Para una niña de siete años recorrer estas distancias implica dejar atrás no solo un país, sino la estabilidad que otorgan los espacios conocidos. El acto de migrar a esa edad significa confiar completamente en adultos responsables, soportar el hambre, el cansancio y el miedo sin posibilidad real de procesarlo psicológicamente.
Contexto regional: por qué se migra desde el sur
Chile, que durante décadas proyectó una imagen de estabilidad económica relativa, experimenta desde 2019 una crisis social profunda. El costo de vida, el acceso limitado a educación y salud, y la precariedad laboral han transformado las aspiraciones de miles de familias. Para muchos, la ilusión de oportunidades en Estados Unidos representa la única salida visible a ciclos de pobreza que parecen inmodificables.
Pero Chile no es caso aislado. Argentina enfrenta una inflación galopante que erosiona el poder adquisitivo de las familias trabajadoras. Bolivia, Paraguay y Perú mantienen índices históricos de desigualdad. En este contexto regional de crisis multisectoriales, la migración infantil no es elección sino consecuencia de sistemas que han fallado en proporcionar futuro.
El papel de México: territorio de tránsito y destino
Para estas rutas, México ocupa un lugar paradójico. Es simultáneamente destino final para algunos migrantes y territorio de tránsito para quienes buscan cruzar hacia Estados Unidos. Esta dualidad complica la situación de menores migrantes que arriban a territorio mexicano sin redes de contención suficientes.
Las ciudades fronterizas mexicanas absorben presiones migratorias crecientes sin que existan políticas coordinadas de protección infantil. Albergues saturados, sistemas de identificación deficientes y falta de seguimiento generan situaciones donde niños pueden desaparecer del registro oficial, quedando en el limbo legal y físico.

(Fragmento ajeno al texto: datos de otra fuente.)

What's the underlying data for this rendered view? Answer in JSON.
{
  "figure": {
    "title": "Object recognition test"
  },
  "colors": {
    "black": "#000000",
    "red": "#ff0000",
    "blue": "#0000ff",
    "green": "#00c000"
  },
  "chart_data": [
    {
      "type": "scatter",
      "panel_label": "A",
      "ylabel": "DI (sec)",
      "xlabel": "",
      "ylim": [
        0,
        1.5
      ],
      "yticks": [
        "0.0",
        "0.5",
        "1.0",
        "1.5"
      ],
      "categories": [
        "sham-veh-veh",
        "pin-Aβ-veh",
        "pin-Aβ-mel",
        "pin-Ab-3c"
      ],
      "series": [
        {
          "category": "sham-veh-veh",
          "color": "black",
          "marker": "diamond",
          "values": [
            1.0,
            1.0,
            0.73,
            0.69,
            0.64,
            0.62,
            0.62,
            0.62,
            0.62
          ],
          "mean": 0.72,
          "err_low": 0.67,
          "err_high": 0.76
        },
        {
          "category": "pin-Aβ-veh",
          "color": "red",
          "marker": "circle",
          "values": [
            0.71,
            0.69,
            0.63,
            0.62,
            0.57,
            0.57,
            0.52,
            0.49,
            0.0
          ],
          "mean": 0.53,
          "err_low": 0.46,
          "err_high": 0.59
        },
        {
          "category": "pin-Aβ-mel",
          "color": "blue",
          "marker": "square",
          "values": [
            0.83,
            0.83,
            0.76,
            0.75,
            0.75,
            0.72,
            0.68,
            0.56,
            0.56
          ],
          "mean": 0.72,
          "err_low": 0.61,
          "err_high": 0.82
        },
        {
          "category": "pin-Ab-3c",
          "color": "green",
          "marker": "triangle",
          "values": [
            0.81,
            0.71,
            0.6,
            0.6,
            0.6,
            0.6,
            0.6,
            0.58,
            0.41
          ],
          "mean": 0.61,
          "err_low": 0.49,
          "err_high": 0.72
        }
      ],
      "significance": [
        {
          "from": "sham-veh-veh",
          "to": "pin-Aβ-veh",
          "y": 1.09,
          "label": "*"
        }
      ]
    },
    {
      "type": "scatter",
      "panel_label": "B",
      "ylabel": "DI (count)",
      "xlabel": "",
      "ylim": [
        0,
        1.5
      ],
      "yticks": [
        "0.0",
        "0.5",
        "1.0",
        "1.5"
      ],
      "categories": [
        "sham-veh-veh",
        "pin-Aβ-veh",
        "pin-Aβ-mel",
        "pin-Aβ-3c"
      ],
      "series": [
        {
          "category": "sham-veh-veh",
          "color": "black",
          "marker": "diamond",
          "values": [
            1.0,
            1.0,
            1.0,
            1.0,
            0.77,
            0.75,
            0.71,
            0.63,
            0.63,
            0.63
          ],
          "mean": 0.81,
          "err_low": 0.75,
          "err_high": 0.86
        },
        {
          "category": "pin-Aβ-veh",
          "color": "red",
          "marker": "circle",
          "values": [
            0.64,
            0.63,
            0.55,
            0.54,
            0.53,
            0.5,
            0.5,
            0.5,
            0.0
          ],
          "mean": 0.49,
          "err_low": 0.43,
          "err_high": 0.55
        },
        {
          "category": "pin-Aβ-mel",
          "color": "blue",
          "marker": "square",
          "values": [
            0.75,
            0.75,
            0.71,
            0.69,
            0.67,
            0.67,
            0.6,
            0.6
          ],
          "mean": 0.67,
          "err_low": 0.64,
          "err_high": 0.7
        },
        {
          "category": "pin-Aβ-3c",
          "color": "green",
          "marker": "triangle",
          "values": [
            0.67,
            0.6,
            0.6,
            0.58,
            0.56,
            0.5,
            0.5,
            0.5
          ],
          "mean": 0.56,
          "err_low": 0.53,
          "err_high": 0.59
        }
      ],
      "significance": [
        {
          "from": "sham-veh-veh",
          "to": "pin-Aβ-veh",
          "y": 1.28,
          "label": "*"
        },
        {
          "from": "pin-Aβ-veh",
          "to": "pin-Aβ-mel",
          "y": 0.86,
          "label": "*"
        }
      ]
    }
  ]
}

La cancha de fútbol: normalidad interrumpida
Cuando estos menores encuentran espacios como una cancha de fútbol, acceden momentáneamente a algo fundamental que les ha sido arrebatado: la infancia. El juego, el movimiento libre, la risa sin contexto traumático se vuelven actos revolucionarios. No es trivial. Es el recordatorio de que bajo cada historia migratoria existe una persona que debería estar en la escuela, jugando en su barrio, creciendo con seguridad.
Implicaciones para Latinoamérica y México
Este fenómeno revela fracturas estructurales del continente. Las migraciones infantiles son síntoma, no causa. Reflejan que los países latinoamericanos no han logrado generar condiciones mínimas de bienestar para sus poblaciones más vulnerables.
Para México específicamente, implica responsabilidades crecientes en protección de menores extranjeros, coordinación con países vecinos y presión ante Estados Unidos respecto a políticas de asilo que garanticen protección real en lugar de expulsiones simplificadas.
Perspectiva de futuro
Mientras las fronteras se endurecen y los discursos migratorios se polarizan, la realidad de una niña de siete años cargando con una mochila por la selva persiste. Cambiar esta realidad requiere más que buenas intenciones. Demanda que México y América Latina se replantee cómo construir futuro para sus infancias, con inversión en educación, empleo digno y seguridad social que haga innecesaria la migración de sobrevivencia.
Hasta entonces, las canchas de fútbol seguirán siendo oasis temporales en travesías que nunca deberían existir.